Batch Processing with Smart Defaults

from benchbox.cli.benchmarks import BenchmarkManager

def run_appropriate_benchmarks():
    """Run benchmarks with system-configured settings."""
    manager = BenchmarkManager()
    system_profile = manager._get_system_profile()

    benchmarks = ['tpch', 'tpcds', 'ssb']

    for benchmark_id in benchmarks:
        benchmark_info = manager.benchmarks[benchmark_id]
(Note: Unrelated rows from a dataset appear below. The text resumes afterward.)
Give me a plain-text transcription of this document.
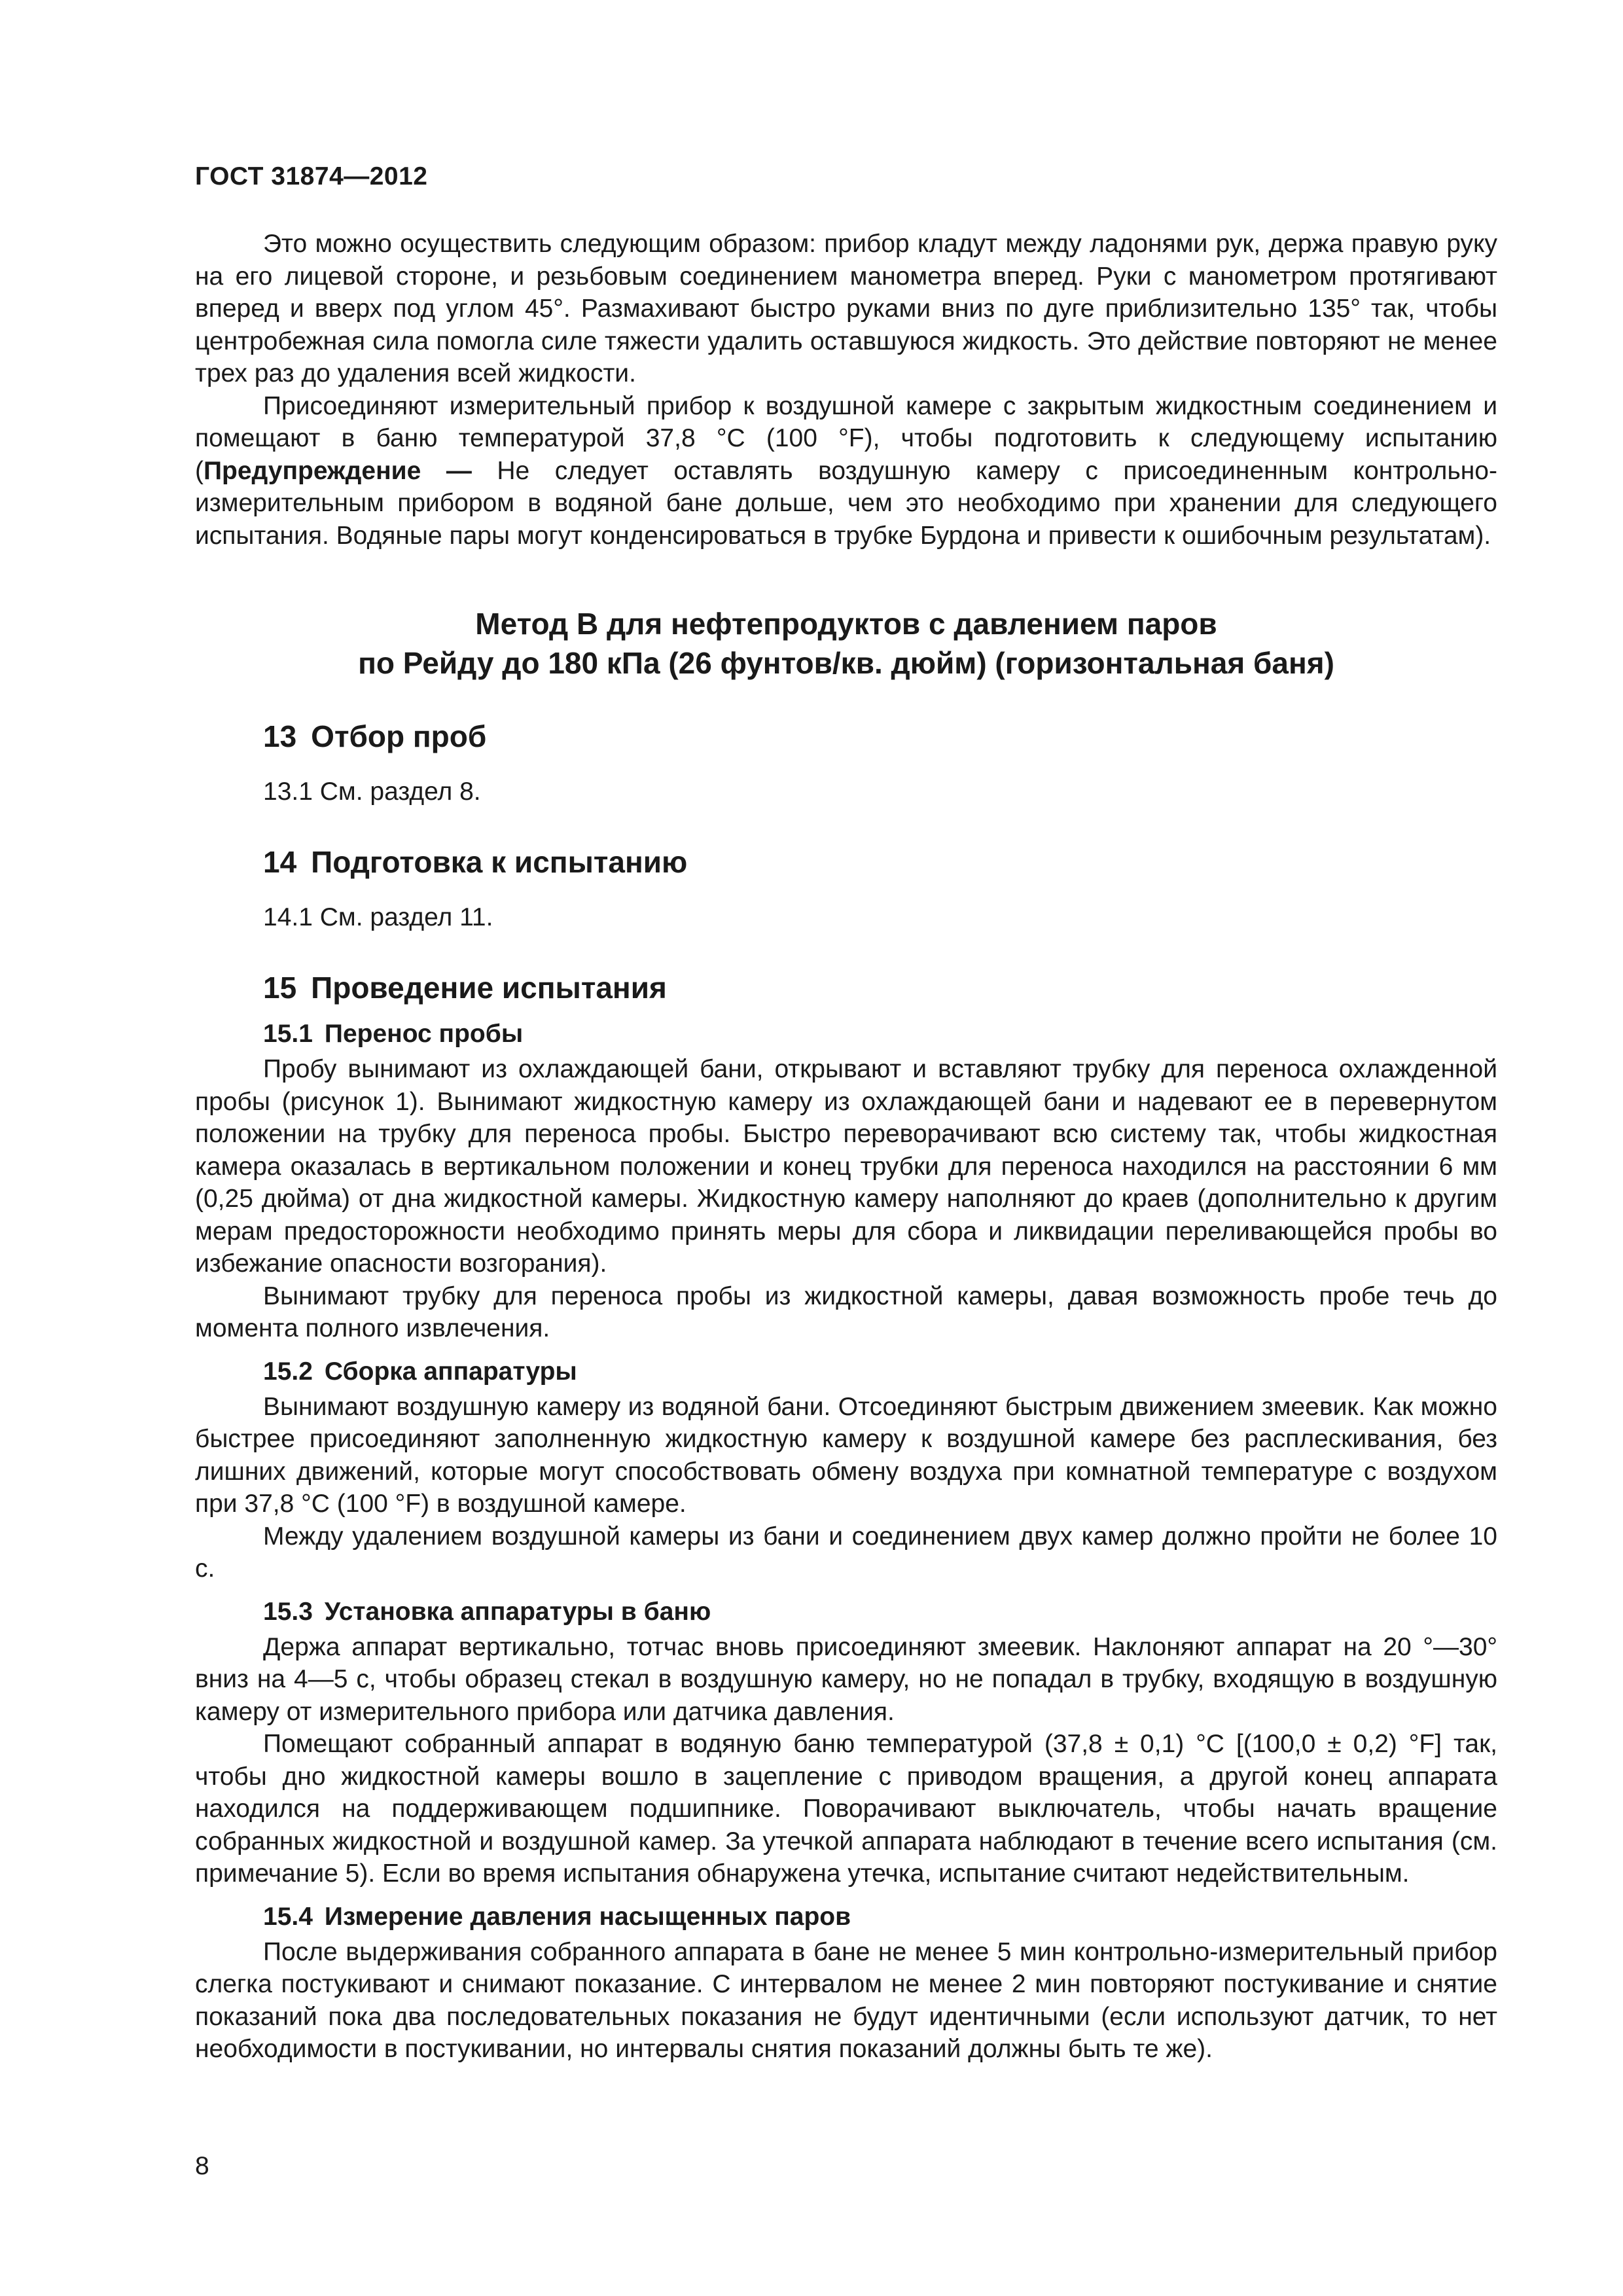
ГОСТ 31874—2012

Это можно осуществить следующим образом: прибор кладут между ладонями рук, держа правую руку на его лицевой стороне, и резьбовым соединением манометра вперед. Руки с манометром протягивают вперед и вверх под углом 45°. Размахивают быстро руками вниз по дуге приблизительно 135° так, чтобы центробежная сила помогла силе тяжести удалить оставшуюся жидкость. Это действие повторяют не менее трех раз до удаления всей жидкости.

Присоединяют измерительный прибор к воздушной камере с закрытым жидкостным соединением и помещают в баню температурой 37,8 °С (100 °F), чтобы подготовить к следующему испытанию (Предупреждение — Не следует оставлять воздушную камеру с присоединенным контрольно-измерительным прибором в водяной бане дольше, чем это необходимо при хранении для следующего испытания. Водяные пары могут конденсироваться в трубке Бурдона и привести к ошибочным результатам).

Метод В для нефтепродуктов с давлением паров
по Рейду до 180 кПа (26 фунтов/кв. дюйм) (горизонтальная баня)
13 Отбор проб
13.1 См. раздел 8.
14 Подготовка к испытанию
14.1 См. раздел 11.
15 Проведение испытания
15.1 Перенос пробы

Пробу вынимают из охлаждающей бани, открывают и вставляют трубку для переноса охлажденной пробы (рисунок 1). Вынимают жидкостную камеру из охлаждающей бани и надевают ее в перевернутом положении на трубку для переноса пробы. Быстро переворачивают всю систему так, чтобы жидкостная камера оказалась в вертикальном положении и конец трубки для переноса находился на расстоянии 6 мм (0,25 дюйма) от дна жидкостной камеры. Жидкостную камеру наполняют до краев (дополнительно к другим мерам предосторожности необходимо принять меры для сбора и ликвидации переливающейся пробы во избежание опасности возгорания).

Вынимают трубку для переноса пробы из жидкостной камеры, давая возможность пробе течь до момента полного извлечения.

15.2 Сборка аппаратуры

Вынимают воздушную камеру из водяной бани. Отсоединяют быстрым движением змеевик. Как можно быстрее присоединяют заполненную жидкостную камеру к воздушной камере без расплескивания, без лишних движений, которые могут способствовать обмену воздуха при комнатной температуре с воздухом при 37,8 °С (100 °F) в воздушной камере.

Между удалением воздушной камеры из бани и соединением двух камер должно пройти не более 10 с.

15.3 Установка аппаратуры в баню

Держа аппарат вертикально, тотчас вновь присоединяют змеевик. Наклоняют аппарат на 20 °—30° вниз на 4—5 с, чтобы образец стекал в воздушную камеру, но не попадал в трубку, входящую в воздушную камеру от измерительного прибора или датчика давления.

Помещают собранный аппарат в водяную баню температурой (37,8 ± 0,1) °С [(100,0 ± 0,2) °F] так, чтобы дно жидкостной камеры вошло в зацепление с приводом вращения, а другой конец аппарата находился на поддерживающем подшипнике. Поворачивают выключатель, чтобы начать вращение собранных жидкостной и воздушной камер. За утечкой аппарата наблюдают в течение всего испытания (см. примечание 5). Если во время испытания обнаружена утечка, испытание считают недействительным.

15.4 Измерение давления насыщенных паров

После выдерживания собранного аппарата в бане не менее 5 мин контрольно-измерительный прибор слегка постукивают и снимают показание. С интервалом не менее 2 мин повторяют постукивание и снятие показаний пока два последовательных показания не будут идентичными (если используют датчик, то нет необходимости в постукивании, но интервалы снятия показаний должны быть те же).

8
        # Get intelligent recommendations
        recommended_scale = manager._get_recommended_scale(benchmark_info, system_profile)
        recommended_queries = manager._get_recommended_query_subset(
            benchmark_info, recommended_scale, system_profile
        )

        print(f"Running {benchmark_id}:")
        print(f"  Scale: {recommended_scale}")
        print(f"  Queries: {recommended_queries or 'all'}")
        print(f"  Memory estimate: {manager._estimate_memory_usage(benchmark_info, recommended_scale):.1f}GB")

Best Practices

System Optimization Tips

  1. Start Small: Always begin with recommended scale factors

  2. Monitor Resources: Watch memory and CPU usage during execution

  3. Use Concurrent Execution: Enable for multi-core systems

  4. Validate Configuration: Review summary before starting long benchmarks

Development Workflow

# Development cycle
benchbox run --benchmark primitives --scale 0.01  # Quick smoke test
benchbox run --benchmark tpch --scale 0.1                 # Moderate validation
benchbox run --benchmark tpcds --scale 0.01               # Complex benchmark test

Production Benchmarking

# Production evaluation
benchbox run --benchmark tpch --scale 1.0      # Full TPC-H
benchbox run --benchmark tpcds --scale 1.0     # Full TPC-DS

The intelligent guidance features make BenchBox accessible to users of all experience levels while ensuring appropriate performance for any system configuration.